Apave responded by redefining our role: we are no longer a service provider simply ticking boxes. We are a technical authority within a global portfolio of integrated risk‑intelligence hubs, with the UAE as the first node. The House of Expertise (HoE) accreditation from the Abu Dhabi Department of Energy gave us formal standing with ADNOC; the delivery model we built gave us the means to use it. By combining 150‑year technical heritage, rigorous project management, and a fully integrated safety‑study capability, we turned “asset integrity” from a passive service line into an active, decision‑shaping capability.
The ADNOC SALT project: where the model was tested
In 2025, Apave was engaged on the ADNOC SALT FEED project - a greenfield, integrated facility for chlor‑alkali, EDC, VCM, and PVC units in the Ta’ziz Industrial Chemical Zone, Abu Dhabi. Two sub‑projects ran in parallel, supported by two Tier 1 FEED contractors - thyssenkrupp Uhde and TechnipEnergies, coordinating under intense FEED‑time pressure. The safety scope covered thirteen distinct workstreams, split between workshop‑based and desktop‑based studies:
Workshop studies included HAZOP/SAFOP, PHSER, Inherently Safer Design Review, Best Available Techniques Review, Human Factor Engineering Assessment, Ergonomic Study, Energy Review, and Constructability Review. Desktop studies covered Building Fire & Safety, Vent Dispersion and Radiation, 3D F&G Mapping, Noise Allocation and Abatement, and RAM analysis.

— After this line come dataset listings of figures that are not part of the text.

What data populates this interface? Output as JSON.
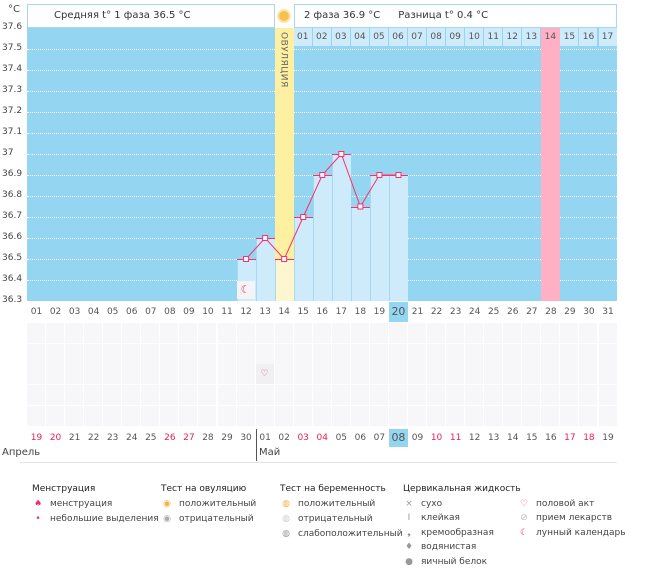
{
  "y_unit": "°C",
  "header": {
    "phase1": "Средняя t° 1 фаза  36.5 °C",
    "phase2": "2 фаза  36.9 °C",
    "diff": "Разница t° 0.4 °C",
    "ovulation_label": "ОВУЛЯЦИЯ"
  },
  "chart_data": {
    "type": "line",
    "ylim": [
      36.3,
      37.6
    ],
    "yticks": [
      "37.6",
      "37.5",
      "37.4",
      "37.3",
      "37.2",
      "37.1",
      "37",
      "36.9",
      "36.8",
      "36.7",
      "36.6",
      "36.5",
      "36.4",
      "36.3"
    ],
    "cycle_days": [
      "01",
      "02",
      "03",
      "04",
      "05",
      "06",
      "07",
      "08",
      "09",
      "10",
      "11",
      "12",
      "13",
      "14",
      "15",
      "16",
      "17",
      "18",
      "19",
      "20",
      "21",
      "22",
      "23",
      "24",
      "25",
      "26",
      "27",
      "28",
      "29",
      "30",
      "31"
    ],
    "temperatures": [
      {
        "day": 12,
        "t": 36.5
      },
      {
        "day": 13,
        "t": 36.6
      },
      {
        "day": 14,
        "t": 36.5
      },
      {
        "day": 15,
        "t": 36.7
      },
      {
        "day": 16,
        "t": 36.9
      },
      {
        "day": 17,
        "t": 37.0
      },
      {
        "day": 18,
        "t": 36.75
      },
      {
        "day": 19,
        "t": 36.9
      },
      {
        "day": 20,
        "t": 36.9
      }
    ],
    "ovulation_day": 14,
    "current_day": 20,
    "second_phase_days": [
      "01",
      "02",
      "03",
      "04",
      "05",
      "06",
      "07",
      "08",
      "09",
      "10",
      "11",
      "12",
      "13",
      "14",
      "15",
      "16",
      "17"
    ],
    "highlight_phase_day": "14",
    "moon_day": 12,
    "intercourse_day": 13,
    "calendar_dates": [
      "19",
      "20",
      "21",
      "22",
      "23",
      "24",
      "25",
      "26",
      "27",
      "28",
      "29",
      "30",
      "01",
      "02",
      "03",
      "04",
      "05",
      "06",
      "07",
      "08",
      "09",
      "10",
      "11",
      "12",
      "13",
      "14",
      "15",
      "16",
      "17",
      "18",
      "19"
    ],
    "weekend_dates_idx": [
      0,
      1,
      7,
      8,
      14,
      15,
      21,
      22,
      28,
      29
    ],
    "months": [
      {
        "name": "Апрель"
      },
      {
        "name": "Май"
      }
    ]
  },
  "colors": {
    "bg": "#94d6f2",
    "bar": "#cdebfb",
    "ovulation": "#fdf0a0",
    "line": "#ff2d6b",
    "pink": "#ffb0c4",
    "weekend": "#e8204f"
  },
  "legend": {
    "menstruation": {
      "title": "Менструация",
      "items": [
        "менструация",
        "небольшие выделения"
      ]
    },
    "ovulation_test": {
      "title": "Тест на овуляцию",
      "items": [
        "положительный",
        "отрицательный"
      ]
    },
    "pregnancy_test": {
      "title": "Тест на беременность",
      "items": [
        "положительный",
        "отрицательный",
        "слабоположительный"
      ]
    },
    "cervical": {
      "title": "Цервикальная жидкость",
      "items": [
        "сухо",
        "клейкая",
        "кремообразная",
        "водянистая",
        "яичный белок"
      ]
    },
    "other": {
      "items": [
        "половой акт",
        "прием лекарств",
        "лунный календарь"
      ]
    }
  }
}
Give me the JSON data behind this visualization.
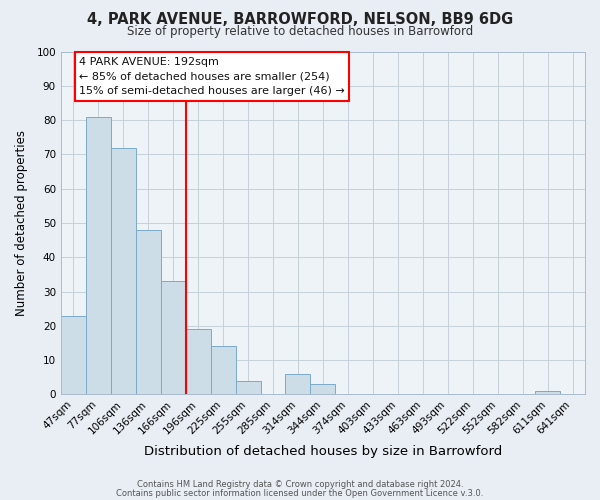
{
  "title": "4, PARK AVENUE, BARROWFORD, NELSON, BB9 6DG",
  "subtitle": "Size of property relative to detached houses in Barrowford",
  "xlabel": "Distribution of detached houses by size in Barrowford",
  "ylabel": "Number of detached properties",
  "bar_labels": [
    "47sqm",
    "77sqm",
    "106sqm",
    "136sqm",
    "166sqm",
    "196sqm",
    "225sqm",
    "255sqm",
    "285sqm",
    "314sqm",
    "344sqm",
    "374sqm",
    "403sqm",
    "433sqm",
    "463sqm",
    "493sqm",
    "522sqm",
    "552sqm",
    "582sqm",
    "611sqm",
    "641sqm"
  ],
  "bar_values": [
    23,
    81,
    72,
    48,
    33,
    19,
    14,
    4,
    0,
    6,
    3,
    0,
    0,
    0,
    0,
    0,
    0,
    0,
    0,
    1,
    0
  ],
  "bar_color": "#ccdde8",
  "bar_edgecolor": "#7aaac8",
  "ylim": [
    0,
    100
  ],
  "yticks": [
    0,
    10,
    20,
    30,
    40,
    50,
    60,
    70,
    80,
    90,
    100
  ],
  "property_label": "4 PARK AVENUE: 192sqm",
  "annotation_line1": "← 85% of detached houses are smaller (254)",
  "annotation_line2": "15% of semi-detached houses are larger (46) →",
  "vline_index": 5,
  "footer1": "Contains HM Land Registry data © Crown copyright and database right 2024.",
  "footer2": "Contains public sector information licensed under the Open Government Licence v.3.0.",
  "bg_color": "#e8eef4",
  "plot_bg_color": "#eef3f8",
  "grid_color": "#c5d0da"
}
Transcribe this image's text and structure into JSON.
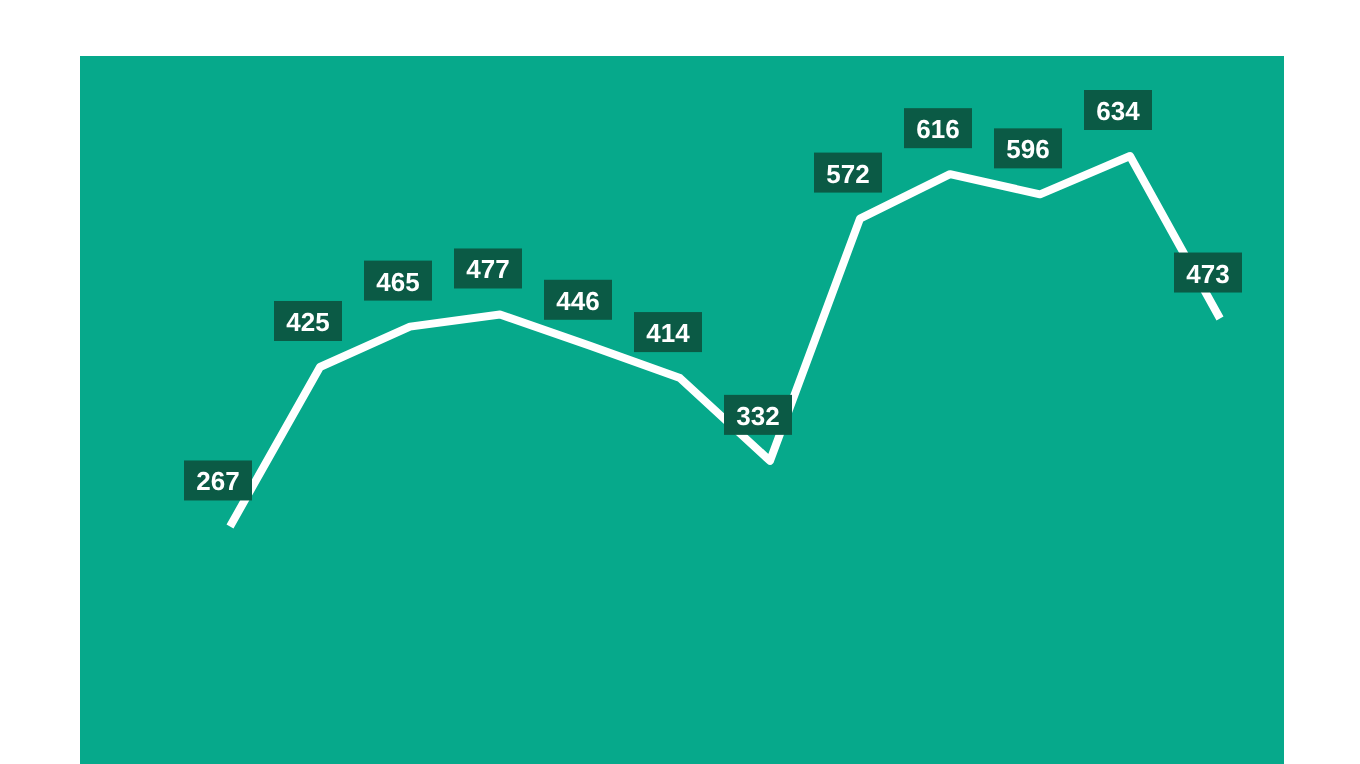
{
  "chart_data": {
    "type": "line",
    "categories": [
      null,
      null,
      null,
      null,
      null,
      null,
      null,
      null,
      null,
      null,
      null,
      null
    ],
    "series": [
      {
        "color": "#ffffff",
        "values": [
          267,
          425,
          465,
          477,
          446,
          414,
          332,
          572,
          616,
          596,
          634,
          473
        ]
      }
    ],
    "data_labels": true,
    "grid": false,
    "legend": false,
    "marker": "none",
    "line_style": "solid"
  }
}
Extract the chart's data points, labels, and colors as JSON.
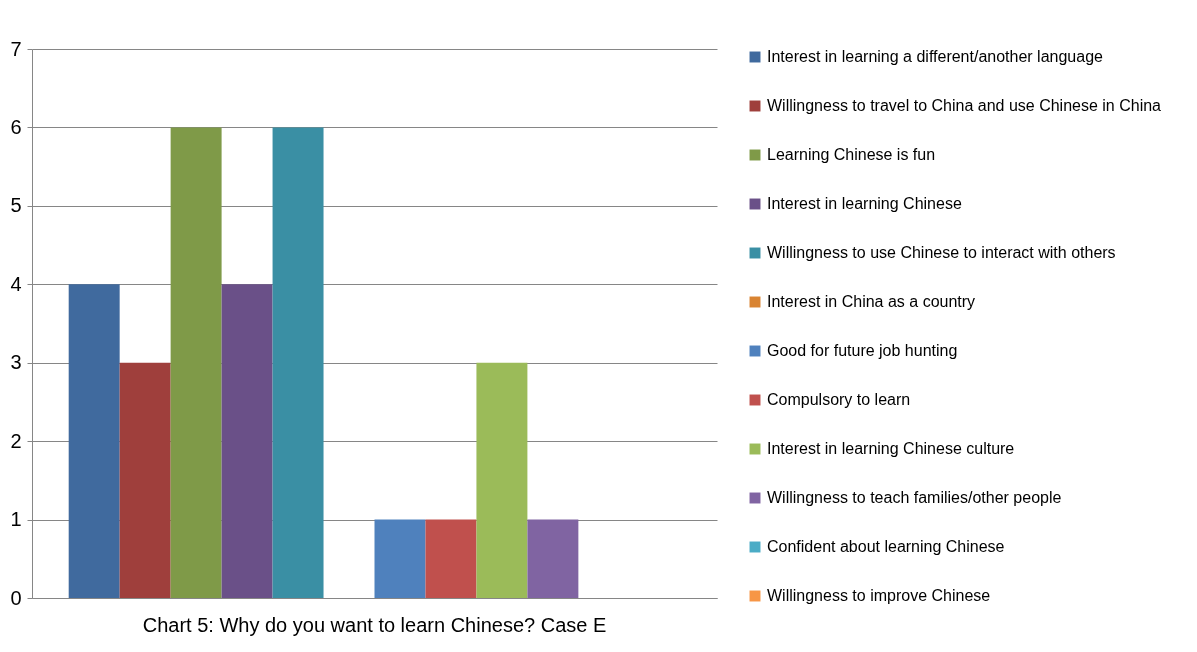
{
  "chart_data": {
    "type": "bar",
    "title": "Chart 5: Why do you want to learn Chinese? Case E",
    "categories": [
      null
    ],
    "series": [
      {
        "name": "Interest in learning a different/another language",
        "color": "#406a9e",
        "values": [
          4
        ]
      },
      {
        "name": "Willingness to travel to China and use Chinese in China",
        "color": "#9f3f3c",
        "values": [
          3
        ]
      },
      {
        "name": "Learning Chinese is fun",
        "color": "#7f9a48",
        "values": [
          6
        ]
      },
      {
        "name": "Interest in learning Chinese",
        "color": "#6a5088",
        "values": [
          4
        ]
      },
      {
        "name": "Willingness to use Chinese to interact with others",
        "color": "#3a8fa4",
        "values": [
          6
        ]
      },
      {
        "name": "Interest in China as a country",
        "color": "#d98432",
        "values": [
          0
        ]
      },
      {
        "name": "Good for future job hunting",
        "color": "#4f81bd",
        "values": [
          1
        ]
      },
      {
        "name": "Compulsory to learn",
        "color": "#c0504d",
        "values": [
          1
        ]
      },
      {
        "name": "Interest in learning Chinese culture",
        "color": "#9bbb59",
        "values": [
          3
        ]
      },
      {
        "name": "Willingness to teach families/other people",
        "color": "#8064a2",
        "values": [
          1
        ]
      },
      {
        "name": "Confident about learning Chinese",
        "color": "#4bacc6",
        "values": [
          0
        ]
      },
      {
        "name": "Willingness to improve Chinese",
        "color": "#f79646",
        "values": [
          0
        ]
      }
    ],
    "ylim": [
      0,
      7
    ],
    "yticks": [
      0,
      1,
      2,
      3,
      4,
      5,
      6,
      7
    ],
    "grid": "y",
    "legend": "right",
    "tick_labels": "y"
  }
}
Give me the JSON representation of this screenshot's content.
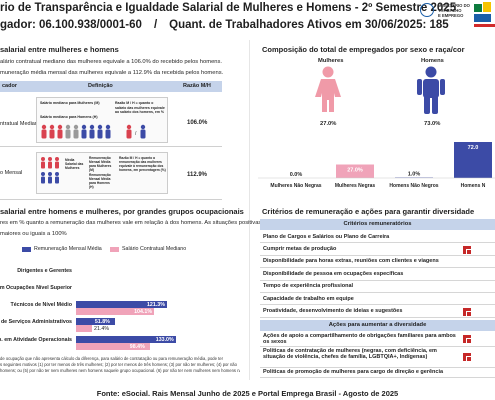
{
  "header": {
    "title": "rio de Transparência e Igualdade Salarial de Mulheres e Homens - 2º Semestre 2025",
    "org_label": "gador: 06.100.938/0001-60",
    "separator": "/",
    "workers_label": "Quant. de Trabalhadores Ativos em 30/06/2025: 185",
    "gov_ministry": [
      "MINISTÉRIO DO",
      "TRABALHO",
      "E EMPREGO"
    ]
  },
  "salary_section": {
    "title": "salarial entre mulheres e homens",
    "line1": "alário contratual mediano das mulheres equivale a 106.0% do recebido pelos homens.",
    "line2": "muneração média mensal das mulheres equivale a 112.9% da recebida pelos homens.",
    "table_headers": {
      "col1": "cador",
      "col2": "Definição",
      "col3": "Razão M/H"
    },
    "rows": [
      {
        "label": "ntratual Mediano",
        "value": "106.0%",
        "def_left_top": "Salário mediano para Mulheres (M)",
        "def_left_bottom": "Salário mediano para Homens (H)",
        "def_right": "Razão M / H = quanto o salário das mulheres equivale ao salário dos homens, em %"
      },
      {
        "label": "o Mensal",
        "value": "112.9%",
        "def_left_top": "Média Salarial das Mulheres",
        "def_left_mid": "Remuneração Mensal Média para Mulheres (M)",
        "def_left_bottom": "Remuneração Mensal Média para Homens (H)",
        "def_right": "Razão M / H = quanto a remuneração das mulheres equivale à remuneração dos homens, em percentagem (%)"
      }
    ]
  },
  "composition_section": {
    "title": "Composição do total de empregados por sexo e raça/cor",
    "women_label": "Mulheres",
    "men_label": "Homens",
    "women_pct": "27.0%",
    "men_pct": "73.0%"
  },
  "chart_data": {
    "type": "bar",
    "categories": [
      "Mulheres Não Negras",
      "Mulheres Negras",
      "Homens Não Negros",
      "Homens N"
    ],
    "values": [
      0.0,
      27.0,
      1.0,
      72.0
    ],
    "value_labels": [
      "0.0%",
      "27.0%",
      "1.0%",
      "72.0"
    ],
    "colors": [
      "#f0a3b9",
      "#f0a3b9",
      "#3c4ba6",
      "#3c4ba6"
    ],
    "ylim": [
      0,
      80
    ]
  },
  "occupation_section": {
    "title": "salarial entre homens e mulheres, por grandes grupos ocupacionais",
    "line1": "res em % quanto a remuneração das mulheres vale em relação à dos homens. As situações positivas",
    "line2": "maiores ou iguais a 100%",
    "legend_blue": "Remuneração Mensal Média",
    "legend_pink": "Salário Contratual Mediano",
    "groups": [
      {
        "label": "Dirigentes e Gerentes",
        "blue": null,
        "pink": null
      },
      {
        "label": "es em Ocupações Nível Superior",
        "blue": null,
        "pink": null
      },
      {
        "label": "Técnicos de Nível Médio",
        "blue": "121.3%",
        "pink": "104.1%",
        "blue_val": 121.3,
        "pink_val": 104.1
      },
      {
        "label": "rab. de Serviços Administrativos",
        "blue": "51.8%",
        "pink": "21.4%",
        "blue_val": 51.8,
        "pink_val": 21.4
      },
      {
        "label": "Trab. em Atividade Operacionais",
        "blue": "133.0%",
        "pink": "98.4%",
        "blue_val": 133.0,
        "pink_val": 98.4
      }
    ],
    "notes": [
      "de ocupação que não apresenta cálculo da diferença, para salário de contratação ou para remuneração média, pode ter",
      "s seguintes motivos (1) por ter menos de três mulheres; (2) por ter menos de três homens; (3) por não ter mulheres; (4) por não",
      "homens; ou (5) por não ter nem mulheres nem homens naquele grupo ocupacional. (6) por não ter nem mulheres nem homens naquel"
    ]
  },
  "criteria_section": {
    "title": "Critérios de remuneração e ações para garantir diversidade",
    "head1": "Critérios remuneratórios",
    "head2": "Ações para aumentar a diversidade",
    "criteria": [
      {
        "label": "Plano de Cargos e Salários ou Plano de Carreira",
        "marked": false
      },
      {
        "label": "Cumprir metas de produção",
        "marked": true
      },
      {
        "label": "Disponibilidade para horas extras, reuniões com clientes e viagens",
        "marked": false
      },
      {
        "label": "Disponibilidade de pessoa em ocupações específicas",
        "marked": false
      },
      {
        "label": "Tempo de experiência profissional",
        "marked": false
      },
      {
        "label": "Capacidade de trabalho em equipe",
        "marked": false
      },
      {
        "label": "Proatividade, desenvolvimento de ideias e sugestões",
        "marked": true
      }
    ],
    "actions": [
      {
        "label": "Ações de apoio a compartilhamento de obrigações familiares para ambos os sexos",
        "marked": true
      },
      {
        "label": "Políticas de contratação de mulheres (negras, com deficiência, em situação de violência, chefes de família, LGBTQIA+, Indígenas)",
        "marked": true
      },
      {
        "label": "Políticas de promoção de mulheres para cargo de direção e gerência",
        "marked": false
      }
    ]
  },
  "footer": "Fonte: eSocial. Rais Mensal Junho de 2025 e Portal Emprega Brasil - Agosto de 2025"
}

Managing these as a fragmented set of individual commissions would have created coordination gaps, inconsistent assumptions, and delays at every interface. Instead, Apave ran a single integrated workflow - shared data, unified workshop facilitation, and one technical authority accountable to both EPC contractors and ADNOC. It sounds straightforward. In practice, across two parallel sub-projects under FEED timeline pressure, it was not.
What the results showed: a zero‑rework benchmark

Code 1
All deliverables — both sub-projects — accepted on first submission.

Zero
Rework cycles required after submission to either EPC contractor.